Protective role of caffeic acid in an Abeta25-35-induced Alzheimer's disease model.
- Author:
Ji Hyun KIM
1
;
Qian WANG
;
Ji Myung CHOI
;
Sanghyun LEE
;
Eun Ju CHO
Author Information
- Publication Type:Original Article
- Keywords: Caffeic acid; Alzheimer's disease; amyloid beta; oxidative stress; nitric oxide
- MeSH: Administration, Oral; Alzheimer Disease*; Amyloid beta-Peptides; Animals; Brain; Kidney; Lipid Peroxidation; Liver; Memory; Memory Disorders; Mice; Nitric Oxide; Oxidative Stress; Phenol; Water
- From:Nutrition Research and Practice 2015;9(5):480-488
- CountryRepublic of Korea
- Language:English
- Abstract: BACKGROUND/OBJECTIVES: Alzheimer's disease (AD) is characterized by deficits in memory and cognitive functions.
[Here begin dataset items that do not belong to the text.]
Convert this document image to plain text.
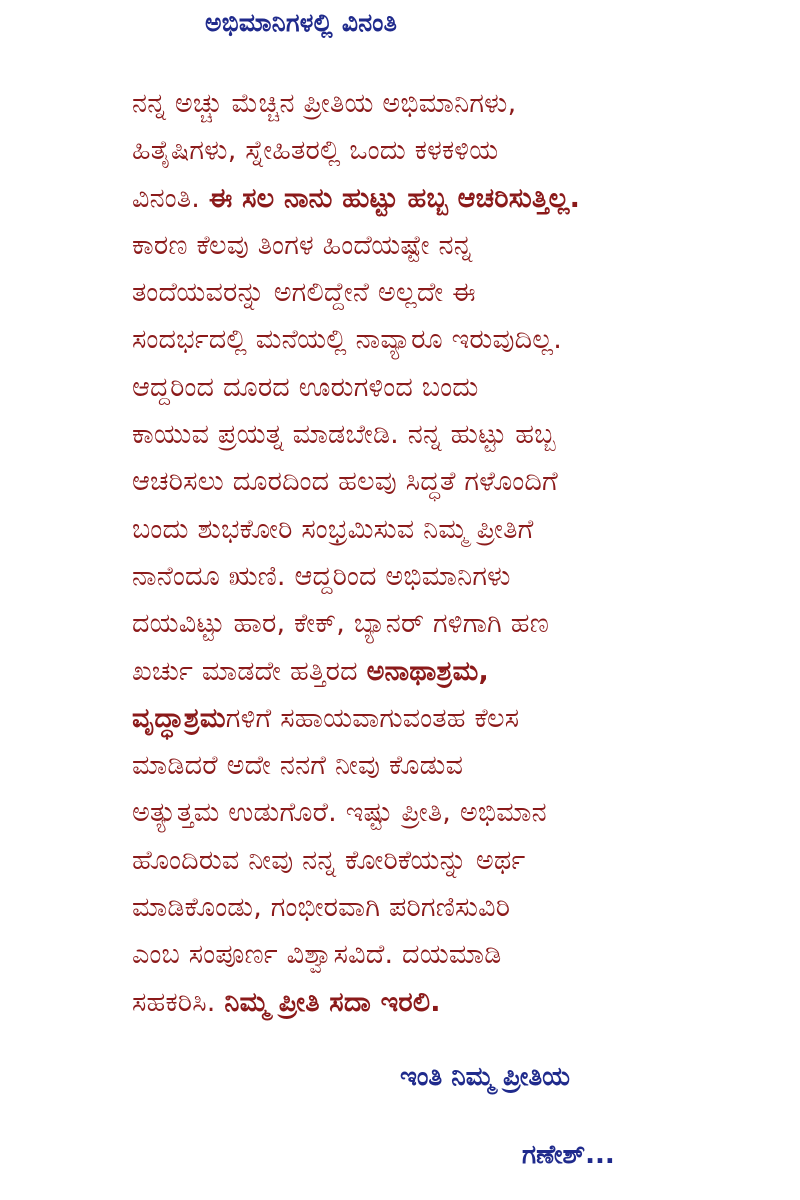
ಅಭಿಮಾನಿಗಳಲ್ಲಿ ವಿನಂತಿ
ನನ್ನ ಅಚ್ಚು ಮೆಚ್ಚಿನ ಪ್ರೀತಿಯ ಅಭಿಮಾನಿಗಳು,
ಹಿತೈಷಿಗಳು, ಸ್ನೇಹಿತರಲ್ಲಿ ಒಂದು ಕಳಕಳಿಯ
ವಿನಂತಿ. ಈ ಸಲ ನಾನು ಹುಟ್ಟು ಹಬ್ಬ ಆಚರಿಸುತ್ತಿಲ್ಲ.
ಕಾರಣ ಕೆಲವು ತಿಂಗಳ ಹಿಂದೆಯಷ್ಟೇ ನನ್ನ
ತಂದೆಯವರನ್ನು ಅಗಲಿದ್ದೇನೆ ಅಲ್ಲದೇ ಈ
ಸಂದರ್ಭದಲ್ಲಿ ಮನೆಯಲ್ಲಿ ನಾವ್ಯಾರೂ ಇರುವುದಿಲ್ಲ.
ಆದ್ದರಿಂದ ದೂರದ ಊರುಗಳಿಂದ ಬಂದು
ಕಾಯುವ ಪ್ರಯತ್ನ ಮಾಡಬೇಡಿ. ನನ್ನ ಹುಟ್ಟು ಹಬ್ಬ
ಆಚರಿಸಲು ದೂರದಿಂದ ಹಲವು ಸಿದ್ಧತೆ ಗಳೊಂದಿಗೆ
ಬಂದು ಶುಭಕೋರಿ ಸಂಭ್ರಮಿಸುವ ನಿಮ್ಮ ಪ್ರೀತಿಗೆ
ನಾನೆಂದೂ ಋಣಿ. ಆದ್ದರಿಂದ ಅಭಿಮಾನಿಗಳು
ದಯವಿಟ್ಟು ಹಾರ, ಕೇಕ್, ಬ್ಯಾನರ್ ಗಳಿಗಾಗಿ ಹಣ
ಖರ್ಚು ಮಾಡದೇ ಹತ್ತಿರದ ಅನಾಥಾಶ್ರಮ,
ವೃದ್ಧಾಶ್ರಮಗಳಿಗೆ ಸಹಾಯವಾಗುವಂತಹ ಕೆಲಸ
ಮಾಡಿದರೆ ಅದೇ ನನಗೆ ನೀವು ಕೊಡುವ
ಅತ್ಯುತ್ತಮ ಉಡುಗೊರೆ. ಇಷ್ಟು ಪ್ರೀತಿ, ಅಭಿಮಾನ
ಹೊಂದಿರುವ ನೀವು ನನ್ನ ಕೋರಿಕೆಯನ್ನು ಅರ್ಥ
ಮಾಡಿಕೊಂಡು, ಗಂಭೀರವಾಗಿ ಪರಿಗಣಿಸುವಿರಿ
ಎಂಬ ಸಂಪೂರ್ಣ ವಿಶ್ವಾಸವಿದೆ. ದಯಮಾಡಿ
ಸಹಕರಿಸಿ. ನಿಮ್ಮ ಪ್ರೀತಿ ಸದಾ ಇರಲಿ.
ಇಂತಿ ನಿಮ್ಮ ಪ್ರೀತಿಯ
ಗಣೇಶ್...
The accumulation of amyloid beta peptide (Abeta) and oxidative stress in the brain are the most common causes of AD. MATERIALS/METHODS: Caffeic acid (CA) is an active phenolic compound that has a variety of pharmacological actions. We studied the protective abilities of CA in an Abeta25-35-injected AD mouse model. CA was administered at an oral dose of 10 or 50 mg/kg/day for 2 weeks. Behavioral tests including T-maze, object recognition, and Morris water maze were carried out to assess cognitive abilities. In addition, lipid peroxidation and nitric oxide (NO) production in the brain were measured to investigate the protective effect of CA in oxidative stress. RESULTS: In the T-maze and object recognition tests, novel route awareness and novel object recognition were improved by oral administration of CA compared with the Abeta25-35-injected control group. These results indicate that administration of CA improved spatial cognitive and memory functions. The Morris water maze test showed that memory function was enhanced by administration of CA. In addition, CA inhibited lipid peroxidation and NO formation in the liver, kidney, and brain compared with the Abeta25-35-injected control group. In particular, CA 50 mg/kg/day showed the stronger protective effect from cognitive impairment than CA 10 mg/kg/day. CONCLUSIONS: The present results suggest that CA improves Abeta25-35-induced memory deficits and cognitive impairment through inhibition of lipid peroxidation and NO production.